Essentially, instead of having a central pivot on an irrigated field, as is common in southern Alberta today, SDI piping is laid down 10 to 20 inches beneath the surface of the field and covered over by the topsoil. Small nozzles then release a mixture of fertilizer and water directly to the roots of the growing crop.
It’s cutting edge stuff with the potential to massively increase water-use efficiency for farmers, where it is adopted, says Dehkordi, but we don’t have much of a playbook for its effectiveness in this area of the country yet. That’s why these trials are necessary, she explains, to build up a database for local farmers to reference if they are thinking of expanding their use of the technology.
“All the information we have about SDI and the direct application of fertigation is from the United States — where it is used mostly on cotton, alfalfa and corn,” Dehkordi says. “Because it is kind of new for Canada and southern Alberta, we need to create a databank to see how SDI works in southern Alberta, and if a farmer uses SDI how they can increase their yield and (maximize) their nutrient-use efficiency.”
Dehkordi conducted a two-year field trial of SDI tech on a durum field in 2019, and on a pinto bean field in 2020.
In 2019, under dry conditions, the durum crop showed noticeable yield increases within the SDI crop compared to a non-SDI control crop, she says, but in 2020, with more precipitation falling, the pinto bean crop grown with SDI showed no noticeable differences in yield compared to a non-SDI control field.
Dehkordi speculates the excess precipitation, combined with the SDI application, led to greater foliage growth — but no increase in the amount or quality of the pinto beans. She also noted more mold grew on the SDI crop as well, because of the excess moisture. This highlights the importance of good irrigation management when using this technology, she says.
Despite the disappointing 2020 results, Dehkordi says the potential of the technology cannot be understated, and she will be conducting new trials in the coming year in a controlled greenhouse environment to really nail down the numbers.

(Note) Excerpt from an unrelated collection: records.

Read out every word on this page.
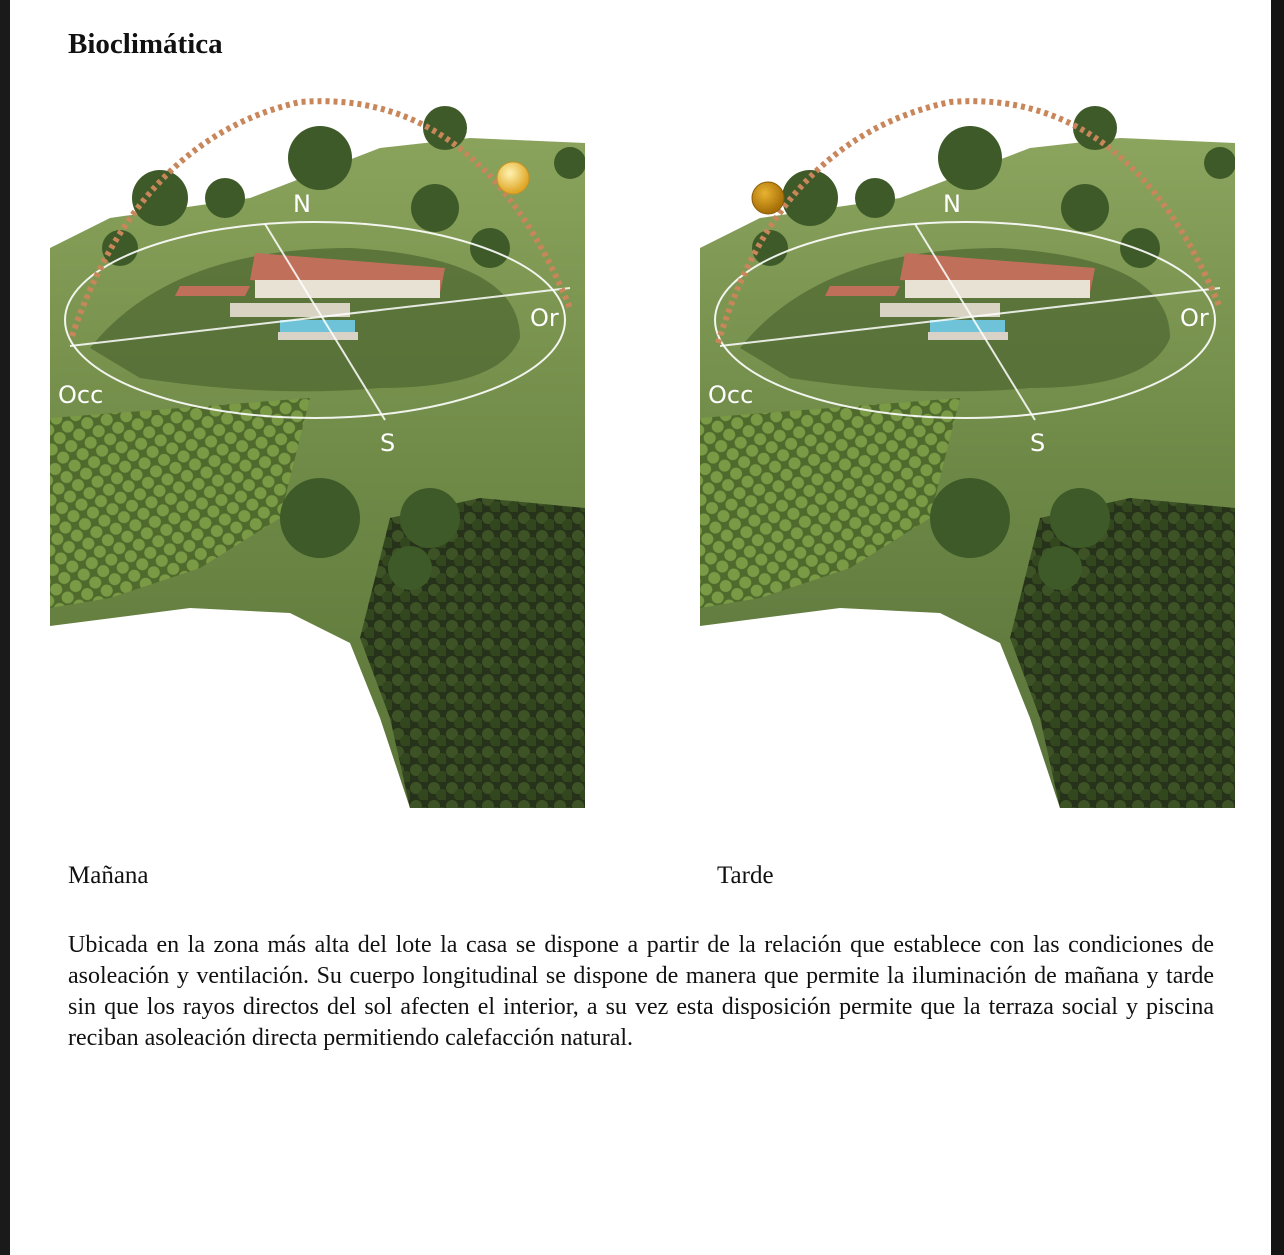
Bioclimática
N
S
Or
Occ
N
S
Or
Occ
Mañana	Tarde
Ubicada en la zona más alta del lote la casa se dispone a partir de la relación que establece con las condiciones de asoleación y ventilación. Su cuerpo longitudinal se dispone de manera que permite la iluminación de mañana y tarde sin que los rayos directos del sol afecten el interior, a su vez esta disposición permite que la terraza social y piscina reciban asoleación directa permitiendo calefacción natural.
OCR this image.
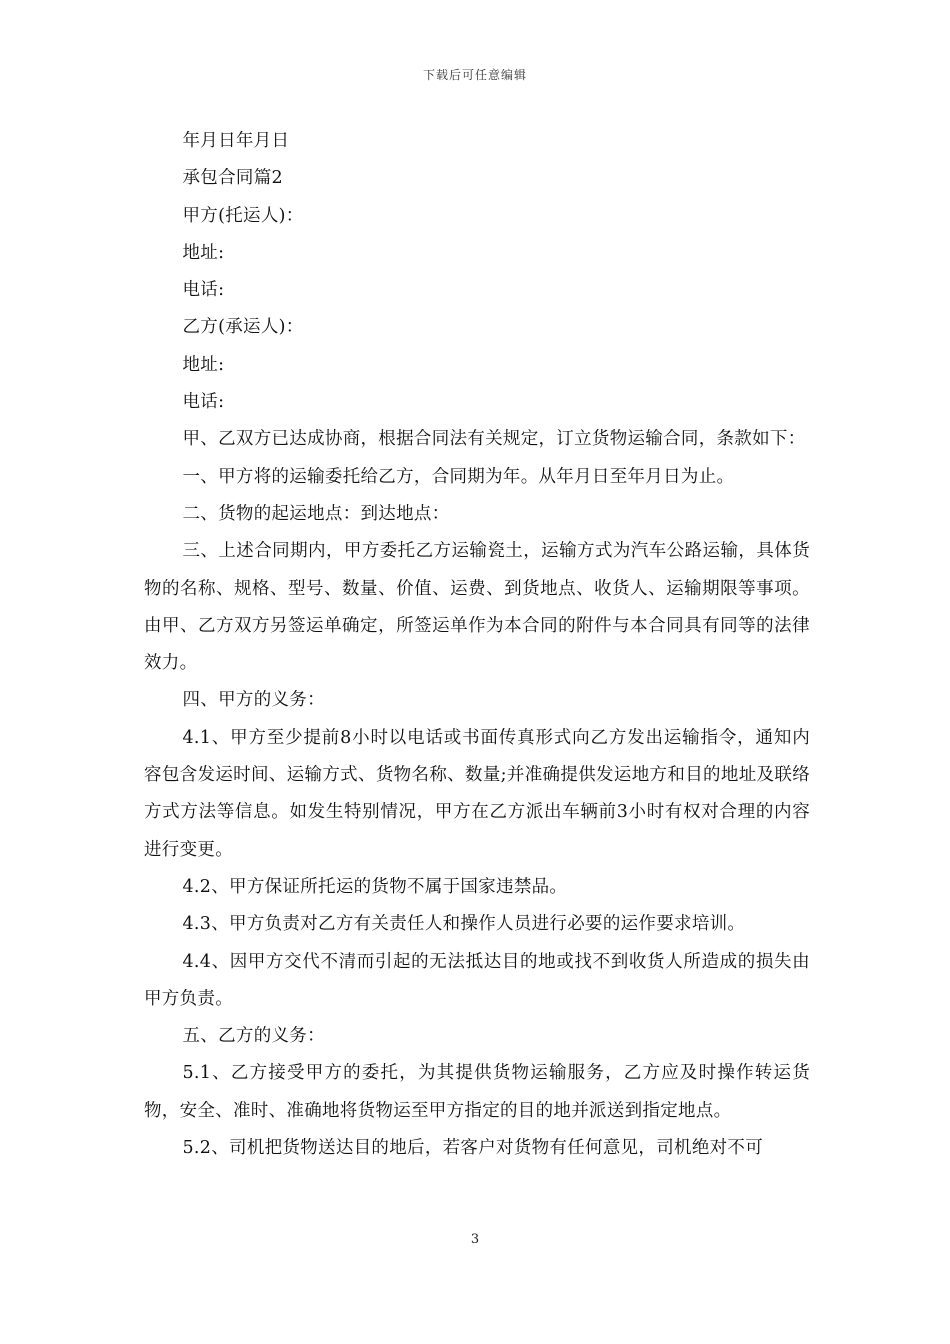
下载后可任意编辑

年月日年月日

承包合同篇2

甲方(托运人)：

地址:

电话:

乙方(承运人)：

地址:

电话:

甲、乙双方已达成协商，根据合同法有关规定，订立货物运输合同，条款如下：

一、甲方将的运输委托给乙方，合同期为年。从年月日至年月日为止。

二、货物的起运地点：到达地点：

三、上述合同期内，甲方委托乙方运输瓷土，运输方式为汽车公路运输，具体货物的名称、规格、型号、数量、价值、运费、到货地点、收货人、运输期限等事项。由甲、乙方双方另签运单确定，所签运单作为本合同的附件与本合同具有同等的法律效力。

四、甲方的义务：

4.1、甲方至少提前8小时以电话或书面传真形式向乙方发出运输指令，通知内容包含发运时间、运输方式、货物名称、数量;并准确提供发运地方和目的地址及联络方式方法等信息。如发生特别情况，甲方在乙方派出车辆前3小时有权对合理的内容进行变更。

4.2、甲方保证所托运的货物不属于国家违禁品。

4.3、甲方负责对乙方有关责任人和操作人员进行必要的运作要求培训。

4.4、因甲方交代不清而引起的无法抵达目的地或找不到收货人所造成的损失由甲方负责。

五、乙方的义务：

5.1、乙方接受甲方的委托，为其提供货物运输服务，乙方应及时操作转运货物，安全、准时、准确地将货物运至甲方指定的目的地并派送到指定地点。

5.2、司机把货物送达目的地后，若客户对货物有任何意见，司机绝对不可

3
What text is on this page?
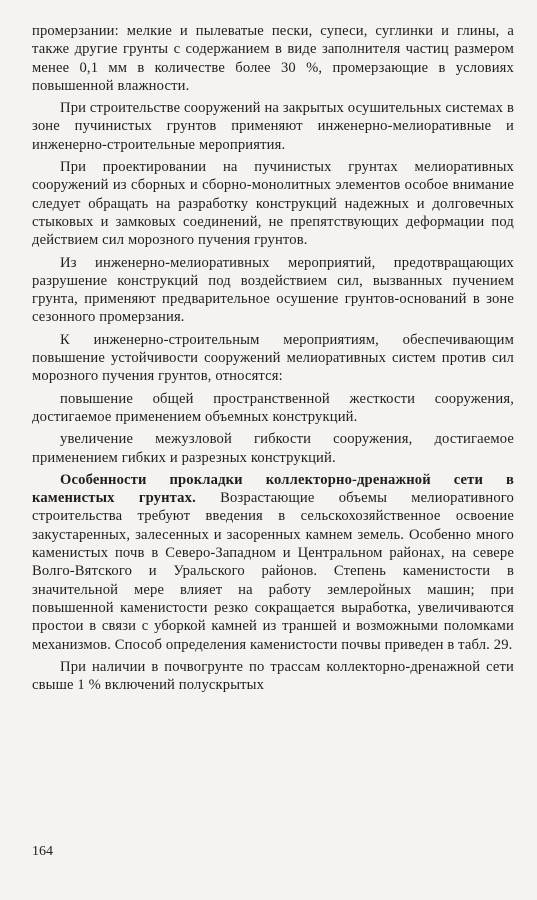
промерзании: мелкие и пылеватые пески, супеси, суглинки и глины, а также другие грунты с содержанием в виде заполнителя частиц размером менее 0,1 мм в количестве более 30 %, промерзающие в условиях повышенной влажности.

При строительстве сооружений на закрытых осушительных системах в зоне пучинистых грунтов применяют инженерно-мелиоративные и инженерно-строительные мероприятия.

При проектировании на пучинистых грунтах мелиоративных сооружений из сборных и сборно-монолитных элементов особое внимание следует обращать на разработку конструкций надежных и долговечных стыковых и замковых соединений, не препятствующих деформации под действием сил морозного пучения грунтов.

Из инженерно-мелиоративных мероприятий, предотвращающих разрушение конструкций под воздействием сил, вызванных пучением грунта, применяют предварительное осушение грунтов-оснований в зоне сезонного промерзания.

К инженерно-строительным мероприятиям, обеспечивающим повышение устойчивости сооружений мелиоративных систем против сил морозного пучения грунтов, относятся:

повышение общей пространственной жесткости сооружения, достигаемое применением объемных конструкций.

увеличение межузловой гибкости сооружения, достигаемое применением гибких и разрезных конструкций.

Особенности прокладки коллекторно-дренажной сети в каменистых грунтах. Возрастающие объемы мелиоративного строительства требуют введения в сельскохозяйственное освоение закустаренных, залесенных и засоренных камнем земель. Особенно много каменистых почв в Северо-Западном и Центральном районах, на севере Волго-Вятского и Уральского районов. Степень каменистости в значительной мере влияет на работу землеройных машин; при повышенной каменистости резко сокращается выработка, увеличиваются простои в связи с уборкой камней из траншей и возможными поломками механизмов. Способ определения каменистости почвы приведен в табл. 29.

При наличии в почвогрунте по трассам коллекторно-дренажной сети свыше 1 % включений полускрытых

164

SDI may be particularly important for the future of agriculture in southern Alberta with the limited water resources and short growing season we have in the region, she says.
In other words, a farmer maybe can’t get more water out (of) the overall irrigation system, but he or she can improve the efficiency of how they use the water resources they have. SDI is one way to potentially do that.
“With climate change and global warming, all over the world farmers, government and (agricultural) stakeholders are looking for good methods to store and increase their water-use efficiency and the efficiency with how they use nutrients,” Dehkordi says.